Derik zeytinlerinin hasat mevsimi

09:02

JINHA

MÊRDÎN - Derik'in kimyasal gübreleme ve ilaç kullanılmadan yetiştirilen organik zeytinleri, kadınların emeğiyle sofralara geliyor. Zeytin toplamaktan ve doğayla içi içe olmaktan mutlu olan Fahriye, günde 12 saatlik çalışma zamanından ve emeğinin karşılığını alamamaktan şikayetçi.

Mardin'in Derik ilçesinde yetişen ve lezzetiyle bilinen zeytinler, kadının eliyle hasat ediliyor. Sofraya kadar geldiği süreçte işin yükünü omuzlayan da yine kadınlar oluyor. Yaklaşık 20 dönüm olan arazideki 300 yıllık zeytin ağaçlarının dallarındaki zeytinler, Fahriye Temel ve ailesi tarafından toplanıyor.

Talebe göre toplanıyor

Baharda zeytin ağaçlarının bakımı başlıyor ve hasat zamanı toplanıyor. Toplanan zeytinler temizlenip, yenilir kıvama getiriliyor. Hasat ayında günde bazen 12 saatin de üstünde çalıştıklarını anlatan Fahriye, "Yenilecek hale getirdiğimiz zeytinleri daha sonra satışa sunuyoruz. Gün içinde 4 ya da 5 ölçek zeytin topluyoruz o da zeytinlerin bol, yani hasadın bol olduğu zamanlarda oluyor. Ne kadar talep edilirse biz zeytin toplayıcıları da o gün istenilen zeytin kadar topluyoruz. Topladığımız zeytinlerin yarısı bizim, yarısını da arazi sahibine veriyoruz" diyor.

'Zeytin bizim gelirimiz ve yaşam umudumuz'

Derik'in zeytinleriyle meşhur olduğunu belirten Fahriye, kimyasal gübre ve ilaç kullanmadıklarını, doğal olduğu için bu kadar beğenildiğini ifade ediyor. Bu zeytinlerden yine kaliteli bir yağ elde edildiğini vurgulayan Fahriye, "Zeytin bizim gelirimiz ve yaşam umudumuzdur. Eşim hasta iki çocuğum var, biz de zeytin toplayıp satarak gelirimizi elde ediyoruz. Ben başka şehirde ya da batıda çalışmak istemiyorum, hiç birimiz istemiyoruz" diye anlatıyor.

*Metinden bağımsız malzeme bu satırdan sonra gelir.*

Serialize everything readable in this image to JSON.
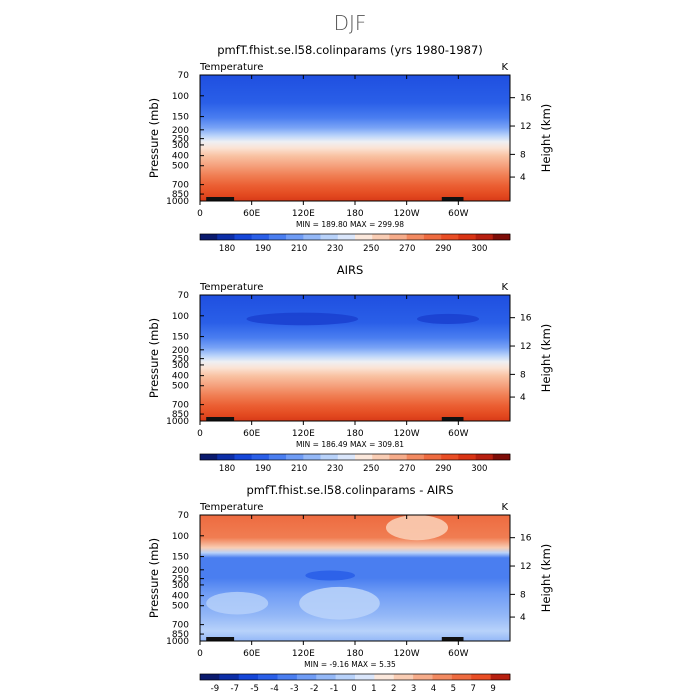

'Zeytinle uğraşmayı sevdiğim için yapıyorum'

Zeytin işinin mevsimlik olduğunu ve emeğinin karşılığını alamadıklarını aktaran Fahriye şöyle devam ediyor: "Günün 24 saati zeytin ağaçlarını sulamakla geçiriyoruz. İki saatte bir suluyoruz. Sulamadığın zaman zeytinler iyi çıkmıyor, sert oluyor, kullanılmıyor. Zeytinin her işi zahmetlidir. Derik'te sokağa çıkma yasağı olduğunda biz gelip suluyorduk, sulamasak olmazdı. Ölebilirdik ama zeytinlerimiz kurumasın diye geliyordur. Zahmetli ancak ben bunu sadece gelir kaynağım olduğu için yapmıyorum, zeytinle uğraşmayı seviyorum.

'Eskiden binalar yerine ağaçlar vardı'

Derik'in toprağına her şey ekilebileceğini anlatan Fahriye, "Elimdeki zeytine 'Xırxali zeytini' deniliyor. Derik'te zeytin çeşitleri çoktur. Bunlar arasında Beloti, Melkabazi gibi daha sayamadığım 10 çeşit var. Ama en meşhuru Xirxali olandır. Zeytinlerimiz yerde kalmıyor ama yapana kadar perişan oluyoruz. Bahçe en az 200 yıllık. Bundan yıllar önce buralarda bina yoktu hep zeytin ağaçları vardı, ama bugün baktığımızda hepsi bina olmuş. İnsanlar doğaya sahip çıkmalı" diye ekliyor.